Réalisateur prolifique dans les années 1922-1938 (ère du muet), Jean Epstein est surtout connu pour La chute de la maison Usher de 1928. Il a notamment présenté sa version (1923) de L'Auberge Rouge de Balzac, le mélo Le Lion des Mogols (1924), Finnis Terae et surtout Cœur fidèle, son quatrième métrage. Le cinéaste « au visage (en forme de) losange » (Abel Gance) est aussi un théoricien du cinéma, à l'oeuvre abondante et précoce. Il fait partie de la première avant-garde française, aussi nommée « impressionnisme français » (expression imposée par Henri Langlois).


Les années 1920 marquent le début de la notion d'auteur et de l'activisme de ces derniers, se tenant pour réalisateurs et concepteurs à la fois. L'impressionnisme français est toutefois un mouvement limité, comprenant seulement cinq représentants clairs. De plus, ce ne sont pas les seuls ambitieux de cette époque, d'autres travaillant à surpasser les productions grossières du cinéma commercial : il y a en effet les expressionnistes allemands, les performances d'Eisenstein et bien sûr Griffith (Naissance d'une Nation est sorti en 1915).

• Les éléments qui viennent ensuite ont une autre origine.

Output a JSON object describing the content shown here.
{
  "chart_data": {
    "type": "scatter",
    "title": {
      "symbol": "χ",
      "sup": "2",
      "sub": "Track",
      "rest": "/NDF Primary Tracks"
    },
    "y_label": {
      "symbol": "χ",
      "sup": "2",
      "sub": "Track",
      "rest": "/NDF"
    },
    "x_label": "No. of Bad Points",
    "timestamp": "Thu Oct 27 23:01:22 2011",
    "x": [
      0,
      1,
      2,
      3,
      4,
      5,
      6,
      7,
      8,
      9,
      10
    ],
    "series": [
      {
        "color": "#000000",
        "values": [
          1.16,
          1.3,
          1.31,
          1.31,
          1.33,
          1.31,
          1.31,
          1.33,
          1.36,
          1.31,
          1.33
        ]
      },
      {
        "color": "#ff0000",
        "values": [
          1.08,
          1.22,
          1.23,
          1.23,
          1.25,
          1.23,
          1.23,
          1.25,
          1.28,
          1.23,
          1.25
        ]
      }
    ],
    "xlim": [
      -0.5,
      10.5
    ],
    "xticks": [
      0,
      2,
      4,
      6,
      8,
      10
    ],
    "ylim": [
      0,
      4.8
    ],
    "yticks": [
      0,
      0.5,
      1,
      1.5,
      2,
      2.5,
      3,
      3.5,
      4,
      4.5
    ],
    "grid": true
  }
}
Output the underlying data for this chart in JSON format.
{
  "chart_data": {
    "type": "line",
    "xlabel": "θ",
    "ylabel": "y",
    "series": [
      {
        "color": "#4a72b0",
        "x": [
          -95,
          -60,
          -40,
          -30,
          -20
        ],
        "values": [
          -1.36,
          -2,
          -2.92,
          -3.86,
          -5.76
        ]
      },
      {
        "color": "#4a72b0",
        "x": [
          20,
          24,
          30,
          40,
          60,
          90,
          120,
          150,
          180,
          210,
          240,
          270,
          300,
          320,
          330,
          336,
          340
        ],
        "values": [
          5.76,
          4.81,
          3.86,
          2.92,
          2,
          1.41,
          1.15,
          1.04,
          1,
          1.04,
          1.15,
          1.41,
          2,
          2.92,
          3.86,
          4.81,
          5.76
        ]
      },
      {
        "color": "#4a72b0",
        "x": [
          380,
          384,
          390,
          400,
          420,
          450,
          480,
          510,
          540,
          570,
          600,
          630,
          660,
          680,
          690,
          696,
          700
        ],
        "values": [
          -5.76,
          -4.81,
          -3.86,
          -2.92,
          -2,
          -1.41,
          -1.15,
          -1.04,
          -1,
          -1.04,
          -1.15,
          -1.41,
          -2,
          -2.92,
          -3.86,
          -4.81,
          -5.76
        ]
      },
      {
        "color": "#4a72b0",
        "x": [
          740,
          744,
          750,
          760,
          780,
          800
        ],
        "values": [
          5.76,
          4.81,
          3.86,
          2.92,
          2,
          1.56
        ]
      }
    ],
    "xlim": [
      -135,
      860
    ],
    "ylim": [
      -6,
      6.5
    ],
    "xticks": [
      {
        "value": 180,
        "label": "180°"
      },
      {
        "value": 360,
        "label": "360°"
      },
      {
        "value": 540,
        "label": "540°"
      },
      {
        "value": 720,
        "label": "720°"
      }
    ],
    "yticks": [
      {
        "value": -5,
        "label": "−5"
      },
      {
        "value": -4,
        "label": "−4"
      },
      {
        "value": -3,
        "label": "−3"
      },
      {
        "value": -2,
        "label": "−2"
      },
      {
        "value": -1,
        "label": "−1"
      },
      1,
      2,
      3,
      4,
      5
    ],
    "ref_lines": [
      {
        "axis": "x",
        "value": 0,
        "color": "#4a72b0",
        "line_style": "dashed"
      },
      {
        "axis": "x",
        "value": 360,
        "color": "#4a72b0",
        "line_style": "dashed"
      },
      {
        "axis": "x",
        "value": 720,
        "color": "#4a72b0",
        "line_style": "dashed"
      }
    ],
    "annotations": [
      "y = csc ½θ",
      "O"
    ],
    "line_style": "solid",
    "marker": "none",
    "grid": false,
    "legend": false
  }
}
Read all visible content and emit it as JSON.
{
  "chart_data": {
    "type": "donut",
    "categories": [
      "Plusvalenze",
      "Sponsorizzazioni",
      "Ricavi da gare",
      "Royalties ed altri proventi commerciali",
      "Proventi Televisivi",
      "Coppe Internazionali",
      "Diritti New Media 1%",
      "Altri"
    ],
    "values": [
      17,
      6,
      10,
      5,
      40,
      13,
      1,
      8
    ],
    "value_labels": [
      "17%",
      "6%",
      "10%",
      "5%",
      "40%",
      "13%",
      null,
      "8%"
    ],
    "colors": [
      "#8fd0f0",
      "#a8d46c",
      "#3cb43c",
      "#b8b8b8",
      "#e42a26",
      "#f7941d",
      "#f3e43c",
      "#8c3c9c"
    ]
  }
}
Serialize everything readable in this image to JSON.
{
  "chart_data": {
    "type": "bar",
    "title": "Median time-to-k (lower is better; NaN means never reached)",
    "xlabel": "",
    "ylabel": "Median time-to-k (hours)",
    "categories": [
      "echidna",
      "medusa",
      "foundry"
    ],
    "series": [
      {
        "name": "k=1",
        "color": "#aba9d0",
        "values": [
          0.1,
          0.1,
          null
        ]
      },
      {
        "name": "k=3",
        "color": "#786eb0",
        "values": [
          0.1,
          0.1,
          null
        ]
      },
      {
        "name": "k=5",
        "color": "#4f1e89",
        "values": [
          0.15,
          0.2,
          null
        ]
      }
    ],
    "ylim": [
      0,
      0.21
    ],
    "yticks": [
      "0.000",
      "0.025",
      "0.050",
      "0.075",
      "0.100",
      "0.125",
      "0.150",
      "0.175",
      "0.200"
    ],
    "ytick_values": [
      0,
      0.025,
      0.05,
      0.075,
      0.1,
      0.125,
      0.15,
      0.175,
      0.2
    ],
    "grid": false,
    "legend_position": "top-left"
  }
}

Bien qu'il soit globalement tombé dans l'oubli, Cœur fidèle est une œuvre remarquable pour ses qualités esthétiques et ses audaces techniques. Le montage est nerveux et déploie de nombreux procédés avec énergie ; surimpressions, points de vue alternés, distorsions et effets de lumière grandiloquents. Le scénario est sans grand intérêt, manichéen, mais fort ; Cœur fidèle est aussi un mélodrame le moins encombré possible, laissant toute la place aux foucades sentimentales et à ce déchargement d'intuitions visuelles vivifiant, parfois novatrices, toujours sophistiquées.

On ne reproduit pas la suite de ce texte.